Since the speed of the freezing process is what affects the crystal size the most, making ice cream with liquid nitrogen is an excellent way of keeping the crystals small.  One of my favorite recipes (because it is so simple) is short enough to fit into a Twitter post: One gallon half and half, 2 cups sugar, 4 tbsps vanilla. Add 1 gallon liquid nitrogen slowly while stirring.
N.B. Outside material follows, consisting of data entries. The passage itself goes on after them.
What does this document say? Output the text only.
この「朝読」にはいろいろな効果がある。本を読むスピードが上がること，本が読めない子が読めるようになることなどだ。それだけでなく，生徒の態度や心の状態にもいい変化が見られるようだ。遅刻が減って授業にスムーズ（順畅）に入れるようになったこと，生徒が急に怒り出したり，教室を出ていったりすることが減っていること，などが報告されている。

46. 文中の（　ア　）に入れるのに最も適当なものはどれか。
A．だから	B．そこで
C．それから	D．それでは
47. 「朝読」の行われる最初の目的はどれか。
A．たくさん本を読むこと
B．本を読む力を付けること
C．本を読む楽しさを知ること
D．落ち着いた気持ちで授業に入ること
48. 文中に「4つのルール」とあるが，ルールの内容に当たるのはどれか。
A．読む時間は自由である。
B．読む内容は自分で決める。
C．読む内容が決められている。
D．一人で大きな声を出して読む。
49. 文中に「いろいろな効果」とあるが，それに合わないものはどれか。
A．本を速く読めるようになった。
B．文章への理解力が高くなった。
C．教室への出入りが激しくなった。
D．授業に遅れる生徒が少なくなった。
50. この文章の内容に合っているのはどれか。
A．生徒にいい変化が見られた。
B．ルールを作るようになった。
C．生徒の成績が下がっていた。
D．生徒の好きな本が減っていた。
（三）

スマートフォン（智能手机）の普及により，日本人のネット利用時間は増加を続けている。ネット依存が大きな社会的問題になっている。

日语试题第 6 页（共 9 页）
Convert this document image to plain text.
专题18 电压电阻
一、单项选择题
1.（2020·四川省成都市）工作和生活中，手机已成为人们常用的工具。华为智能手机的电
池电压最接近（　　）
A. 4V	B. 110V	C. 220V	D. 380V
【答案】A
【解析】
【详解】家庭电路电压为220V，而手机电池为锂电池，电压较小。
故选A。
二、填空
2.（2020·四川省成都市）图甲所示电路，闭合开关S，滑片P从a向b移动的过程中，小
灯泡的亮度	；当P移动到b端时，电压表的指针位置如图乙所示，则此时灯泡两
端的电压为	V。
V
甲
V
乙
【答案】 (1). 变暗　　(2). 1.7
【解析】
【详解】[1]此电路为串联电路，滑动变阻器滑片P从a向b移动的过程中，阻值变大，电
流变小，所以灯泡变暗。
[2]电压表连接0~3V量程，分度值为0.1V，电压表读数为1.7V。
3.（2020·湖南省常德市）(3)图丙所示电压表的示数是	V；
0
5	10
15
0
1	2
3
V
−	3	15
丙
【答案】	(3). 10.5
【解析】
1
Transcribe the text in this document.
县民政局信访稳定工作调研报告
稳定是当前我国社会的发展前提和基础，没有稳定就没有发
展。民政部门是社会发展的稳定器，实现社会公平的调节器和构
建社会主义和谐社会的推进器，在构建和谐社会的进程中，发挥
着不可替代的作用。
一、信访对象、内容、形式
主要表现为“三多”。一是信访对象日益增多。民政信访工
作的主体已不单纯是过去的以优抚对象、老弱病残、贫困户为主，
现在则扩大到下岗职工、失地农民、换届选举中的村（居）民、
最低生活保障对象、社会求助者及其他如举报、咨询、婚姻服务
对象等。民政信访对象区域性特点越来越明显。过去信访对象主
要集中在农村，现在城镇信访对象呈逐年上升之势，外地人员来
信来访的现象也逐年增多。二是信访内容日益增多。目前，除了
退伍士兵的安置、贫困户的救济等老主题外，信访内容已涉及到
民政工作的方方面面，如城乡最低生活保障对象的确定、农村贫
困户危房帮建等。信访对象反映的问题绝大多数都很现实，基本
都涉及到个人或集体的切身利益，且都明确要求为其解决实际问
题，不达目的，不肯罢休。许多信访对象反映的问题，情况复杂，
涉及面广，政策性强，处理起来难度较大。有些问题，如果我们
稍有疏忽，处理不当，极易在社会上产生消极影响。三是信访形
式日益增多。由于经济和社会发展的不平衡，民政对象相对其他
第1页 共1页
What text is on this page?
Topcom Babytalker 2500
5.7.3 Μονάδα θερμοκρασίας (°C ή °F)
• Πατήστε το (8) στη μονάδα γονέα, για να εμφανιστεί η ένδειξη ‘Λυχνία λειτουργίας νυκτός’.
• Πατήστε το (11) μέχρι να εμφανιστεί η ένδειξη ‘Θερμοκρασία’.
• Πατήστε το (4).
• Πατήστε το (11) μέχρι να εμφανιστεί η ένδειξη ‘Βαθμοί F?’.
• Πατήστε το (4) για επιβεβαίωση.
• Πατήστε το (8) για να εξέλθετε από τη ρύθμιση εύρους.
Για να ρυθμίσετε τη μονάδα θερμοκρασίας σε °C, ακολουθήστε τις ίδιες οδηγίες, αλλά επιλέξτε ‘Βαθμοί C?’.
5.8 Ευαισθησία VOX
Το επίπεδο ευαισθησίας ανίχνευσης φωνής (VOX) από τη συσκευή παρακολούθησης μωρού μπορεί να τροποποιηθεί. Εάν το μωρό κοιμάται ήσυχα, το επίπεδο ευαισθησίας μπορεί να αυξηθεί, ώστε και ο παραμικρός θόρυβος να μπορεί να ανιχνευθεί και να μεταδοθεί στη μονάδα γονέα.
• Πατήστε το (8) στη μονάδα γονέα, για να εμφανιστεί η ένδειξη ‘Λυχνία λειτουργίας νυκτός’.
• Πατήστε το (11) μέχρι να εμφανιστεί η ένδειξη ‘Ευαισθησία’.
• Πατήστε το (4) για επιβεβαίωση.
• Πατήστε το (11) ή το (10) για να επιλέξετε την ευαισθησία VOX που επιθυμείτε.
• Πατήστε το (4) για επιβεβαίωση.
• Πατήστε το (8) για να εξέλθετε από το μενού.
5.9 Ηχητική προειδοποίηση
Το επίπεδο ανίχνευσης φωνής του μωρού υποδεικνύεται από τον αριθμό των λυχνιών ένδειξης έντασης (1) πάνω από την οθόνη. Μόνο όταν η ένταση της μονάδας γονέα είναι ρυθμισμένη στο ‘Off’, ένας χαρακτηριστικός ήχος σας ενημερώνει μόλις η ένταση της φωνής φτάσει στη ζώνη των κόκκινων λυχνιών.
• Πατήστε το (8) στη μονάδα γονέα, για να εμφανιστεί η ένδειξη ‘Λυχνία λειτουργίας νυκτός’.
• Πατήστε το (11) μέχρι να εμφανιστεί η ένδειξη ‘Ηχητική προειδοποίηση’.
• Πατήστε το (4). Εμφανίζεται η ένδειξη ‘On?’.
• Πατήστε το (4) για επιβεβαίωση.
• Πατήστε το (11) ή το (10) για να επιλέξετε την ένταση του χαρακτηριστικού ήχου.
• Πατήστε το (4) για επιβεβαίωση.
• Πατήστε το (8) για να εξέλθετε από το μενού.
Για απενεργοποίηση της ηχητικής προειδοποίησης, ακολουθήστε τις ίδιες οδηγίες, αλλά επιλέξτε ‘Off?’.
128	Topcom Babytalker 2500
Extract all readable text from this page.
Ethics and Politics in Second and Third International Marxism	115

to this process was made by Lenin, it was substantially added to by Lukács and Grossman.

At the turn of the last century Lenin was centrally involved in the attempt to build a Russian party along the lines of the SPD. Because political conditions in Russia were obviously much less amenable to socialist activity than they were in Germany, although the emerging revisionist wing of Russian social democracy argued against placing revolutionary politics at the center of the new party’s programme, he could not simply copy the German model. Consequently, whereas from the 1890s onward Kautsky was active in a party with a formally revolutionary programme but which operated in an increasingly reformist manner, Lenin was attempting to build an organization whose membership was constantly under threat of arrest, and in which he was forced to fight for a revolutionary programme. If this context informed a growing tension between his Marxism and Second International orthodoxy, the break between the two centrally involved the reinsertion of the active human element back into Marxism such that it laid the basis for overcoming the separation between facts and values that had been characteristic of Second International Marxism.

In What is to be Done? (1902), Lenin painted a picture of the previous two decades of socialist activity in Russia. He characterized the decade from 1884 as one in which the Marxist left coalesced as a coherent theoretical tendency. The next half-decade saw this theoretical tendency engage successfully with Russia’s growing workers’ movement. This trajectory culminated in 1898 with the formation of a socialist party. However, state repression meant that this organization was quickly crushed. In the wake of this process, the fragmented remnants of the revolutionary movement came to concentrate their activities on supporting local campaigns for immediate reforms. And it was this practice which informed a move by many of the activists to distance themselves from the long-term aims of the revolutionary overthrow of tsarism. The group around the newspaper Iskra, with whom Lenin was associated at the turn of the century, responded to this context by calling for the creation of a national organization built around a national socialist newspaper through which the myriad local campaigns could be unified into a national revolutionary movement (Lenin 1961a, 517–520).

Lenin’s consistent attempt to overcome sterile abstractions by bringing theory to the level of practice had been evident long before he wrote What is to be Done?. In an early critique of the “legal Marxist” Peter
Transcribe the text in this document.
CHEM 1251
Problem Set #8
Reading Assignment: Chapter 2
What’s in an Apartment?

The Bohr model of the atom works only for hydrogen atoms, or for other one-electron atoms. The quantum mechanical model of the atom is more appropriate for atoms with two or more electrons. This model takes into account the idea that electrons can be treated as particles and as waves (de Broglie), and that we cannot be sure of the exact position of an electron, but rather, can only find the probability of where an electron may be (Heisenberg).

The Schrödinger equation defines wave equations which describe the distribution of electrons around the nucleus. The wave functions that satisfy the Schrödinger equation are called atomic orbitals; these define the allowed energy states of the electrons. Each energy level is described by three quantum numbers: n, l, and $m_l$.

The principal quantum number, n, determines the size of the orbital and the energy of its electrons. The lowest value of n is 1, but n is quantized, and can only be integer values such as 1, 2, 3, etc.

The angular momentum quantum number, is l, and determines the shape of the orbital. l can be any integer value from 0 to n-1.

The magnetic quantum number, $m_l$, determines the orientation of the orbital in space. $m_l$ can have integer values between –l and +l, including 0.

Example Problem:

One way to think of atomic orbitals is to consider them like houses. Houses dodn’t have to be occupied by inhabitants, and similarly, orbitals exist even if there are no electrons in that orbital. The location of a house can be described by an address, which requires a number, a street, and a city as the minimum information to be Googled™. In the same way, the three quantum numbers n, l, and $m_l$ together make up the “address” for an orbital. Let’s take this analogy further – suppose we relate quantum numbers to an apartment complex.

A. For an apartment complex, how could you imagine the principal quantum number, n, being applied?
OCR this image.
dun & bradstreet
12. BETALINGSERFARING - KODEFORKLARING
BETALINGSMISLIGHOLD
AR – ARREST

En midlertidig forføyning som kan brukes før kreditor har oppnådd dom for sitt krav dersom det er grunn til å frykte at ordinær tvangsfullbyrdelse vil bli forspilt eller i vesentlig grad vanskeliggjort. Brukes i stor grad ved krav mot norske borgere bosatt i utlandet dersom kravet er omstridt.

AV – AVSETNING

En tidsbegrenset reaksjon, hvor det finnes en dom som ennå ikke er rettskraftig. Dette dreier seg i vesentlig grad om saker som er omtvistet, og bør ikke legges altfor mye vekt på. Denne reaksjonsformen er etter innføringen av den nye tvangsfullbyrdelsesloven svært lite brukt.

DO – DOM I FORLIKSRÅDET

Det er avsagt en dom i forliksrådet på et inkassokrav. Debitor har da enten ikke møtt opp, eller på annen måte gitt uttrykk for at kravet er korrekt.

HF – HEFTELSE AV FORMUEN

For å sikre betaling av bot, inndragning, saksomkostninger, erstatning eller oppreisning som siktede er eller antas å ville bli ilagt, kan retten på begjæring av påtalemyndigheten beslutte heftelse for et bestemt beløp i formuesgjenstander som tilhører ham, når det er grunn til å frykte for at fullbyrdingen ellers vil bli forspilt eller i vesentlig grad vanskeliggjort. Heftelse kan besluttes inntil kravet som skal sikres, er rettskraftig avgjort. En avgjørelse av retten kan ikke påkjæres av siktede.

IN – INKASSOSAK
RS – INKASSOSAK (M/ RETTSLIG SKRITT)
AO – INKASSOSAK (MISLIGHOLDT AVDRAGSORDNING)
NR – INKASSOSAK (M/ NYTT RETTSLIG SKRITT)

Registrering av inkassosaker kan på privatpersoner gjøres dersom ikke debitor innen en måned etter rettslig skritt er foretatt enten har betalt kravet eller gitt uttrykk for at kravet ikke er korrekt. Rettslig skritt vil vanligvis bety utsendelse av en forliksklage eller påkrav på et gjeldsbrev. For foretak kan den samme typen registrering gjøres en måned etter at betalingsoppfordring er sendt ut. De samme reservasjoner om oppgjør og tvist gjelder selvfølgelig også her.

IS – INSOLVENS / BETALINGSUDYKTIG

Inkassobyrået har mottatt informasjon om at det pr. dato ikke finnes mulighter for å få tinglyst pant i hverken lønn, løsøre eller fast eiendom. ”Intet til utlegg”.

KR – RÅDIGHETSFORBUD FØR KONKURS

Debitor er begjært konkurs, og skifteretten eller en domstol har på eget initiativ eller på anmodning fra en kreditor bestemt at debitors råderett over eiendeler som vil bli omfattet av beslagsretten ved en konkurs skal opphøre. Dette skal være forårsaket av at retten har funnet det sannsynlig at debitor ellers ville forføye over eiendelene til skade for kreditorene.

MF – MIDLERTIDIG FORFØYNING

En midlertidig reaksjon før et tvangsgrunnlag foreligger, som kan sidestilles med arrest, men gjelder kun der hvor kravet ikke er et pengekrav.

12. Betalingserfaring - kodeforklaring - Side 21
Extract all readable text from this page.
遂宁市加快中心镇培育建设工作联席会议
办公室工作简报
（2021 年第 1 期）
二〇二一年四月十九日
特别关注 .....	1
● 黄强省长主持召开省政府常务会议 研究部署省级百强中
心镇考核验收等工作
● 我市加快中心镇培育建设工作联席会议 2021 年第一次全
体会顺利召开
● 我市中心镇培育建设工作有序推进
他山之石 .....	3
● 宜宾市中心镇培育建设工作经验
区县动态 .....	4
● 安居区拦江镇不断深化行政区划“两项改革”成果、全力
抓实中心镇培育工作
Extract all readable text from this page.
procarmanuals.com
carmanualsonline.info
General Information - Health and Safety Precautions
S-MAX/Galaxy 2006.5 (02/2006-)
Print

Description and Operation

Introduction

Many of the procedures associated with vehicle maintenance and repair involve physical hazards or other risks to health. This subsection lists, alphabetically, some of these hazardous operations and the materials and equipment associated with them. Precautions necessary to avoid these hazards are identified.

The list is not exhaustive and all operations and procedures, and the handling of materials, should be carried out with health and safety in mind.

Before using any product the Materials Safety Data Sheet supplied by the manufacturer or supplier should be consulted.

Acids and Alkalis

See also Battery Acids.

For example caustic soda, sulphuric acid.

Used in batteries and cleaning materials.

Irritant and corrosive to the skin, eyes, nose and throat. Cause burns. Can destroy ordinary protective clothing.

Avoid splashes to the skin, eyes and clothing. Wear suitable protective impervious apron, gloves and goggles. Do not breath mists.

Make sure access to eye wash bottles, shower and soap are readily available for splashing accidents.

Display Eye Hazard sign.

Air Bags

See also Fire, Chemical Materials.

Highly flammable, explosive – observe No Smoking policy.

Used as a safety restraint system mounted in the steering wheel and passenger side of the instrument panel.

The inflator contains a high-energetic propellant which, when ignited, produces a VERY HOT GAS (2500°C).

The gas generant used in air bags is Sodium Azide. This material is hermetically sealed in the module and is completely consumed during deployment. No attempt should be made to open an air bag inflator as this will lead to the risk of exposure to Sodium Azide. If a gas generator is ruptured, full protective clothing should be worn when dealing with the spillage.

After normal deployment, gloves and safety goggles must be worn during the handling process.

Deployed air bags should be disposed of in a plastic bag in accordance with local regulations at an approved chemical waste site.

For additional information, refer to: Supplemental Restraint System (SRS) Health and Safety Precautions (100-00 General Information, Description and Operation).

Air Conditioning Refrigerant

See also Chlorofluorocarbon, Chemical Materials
Serves 32.  I stir it with a portable electric drill with a paint mixing attachment.  The result is very smooth and creamy.  (My first attempt used heavy whipping cream and was so disgustingly rich a single scoop was almost too much.)

In chocolate making, the process of tempering the chocolate creates small crystals, as we have mentioned before.  The rate of crystal formation is controlled by the rate of cooling.  If the crystals are too large, the chocolate is dull and grainy, without the smooth shine of a nice dark chocolate bar.  The tempering also controls whether the crystals are in one form (the β(V) form) or in another (the β(VI) form).  The first form produces the desired shiny surface, and the second form causes the whitish “fat bloom” we see on chocolate bars that have been stored at too high a temperature.  Fat bloom in some recipes is prevented by adding butterfat, which prevents the recrystallization by adding many different types of triglycerides to the mix.